President Bush and Vice President Cheney met with the members of the Joint Chiefs of Staff yesterday at the Pentagon for more than an hour, and the president engaged his top military advisers on different options. The chiefs made no dramatic proposals but, at a time of intensifying national debate about how to solve the Iraq crisis, offered a pragmatic assessment of what can and cannot be done by the military, the sources said.
The chiefs do not favor adding significant numbers of troops to Iraq, said sources familiar with their thinking, but see strengthening the Iraqi army as pivotal to achieving some degree of stability. They also are pressing for a much greater U.S. effort on economic reconstruction and political reconciliation.
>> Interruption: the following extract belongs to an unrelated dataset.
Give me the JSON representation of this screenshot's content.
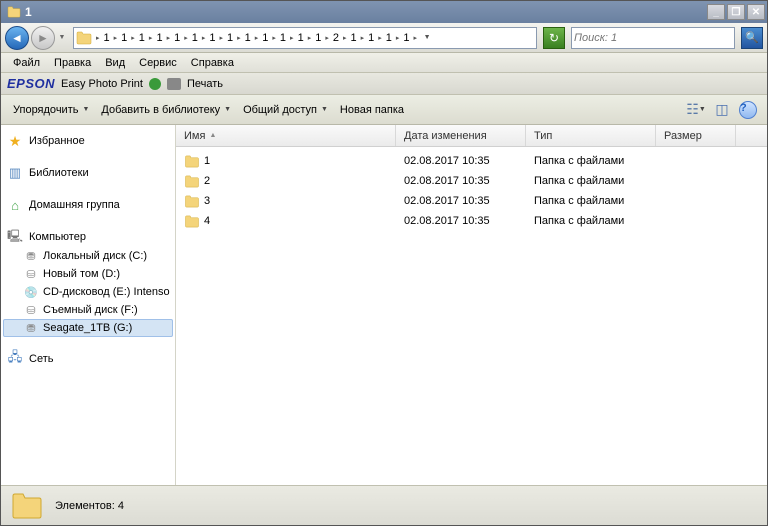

Then take a look at article two:
General Says Army Will Need To Grow
Iraq and Afghanistan Are Straining the Force, Chief of Staff Warns
By Ann Scott Tyson
Washington Post Staff Writer
Friday, December 15, 2006; Page A01Warning that the active-duty Army “will break” under the strain of today’s war-zone rotations, the nation’s top Army general yesterday called for expanding the force by 7,000 or more soldiers a year and lifting Pentagon restrictions on involuntary call-ups of Army National Guard and Army Reserve troops.
Gen. Peter J. Schoomaker, the Army’s chief of staff, issued his most dire assessment yet of the toll of the wars in Iraq and Afghanistan on the nation’s main ground force. At one point, he banged his hand on a House committee-room table, saying the continuation of today’s Pentagon policies is “not right.”
So Ms. Anne Tyson, ace reporter, which is it? Does the Pentagon want more troops or doesn’t it?
And did you not notice that you’d written two contradictory reports for the same paper less than than 24 hours apart? Or is the festive beltway cocktail whirl getting a little too dizzily disorientating?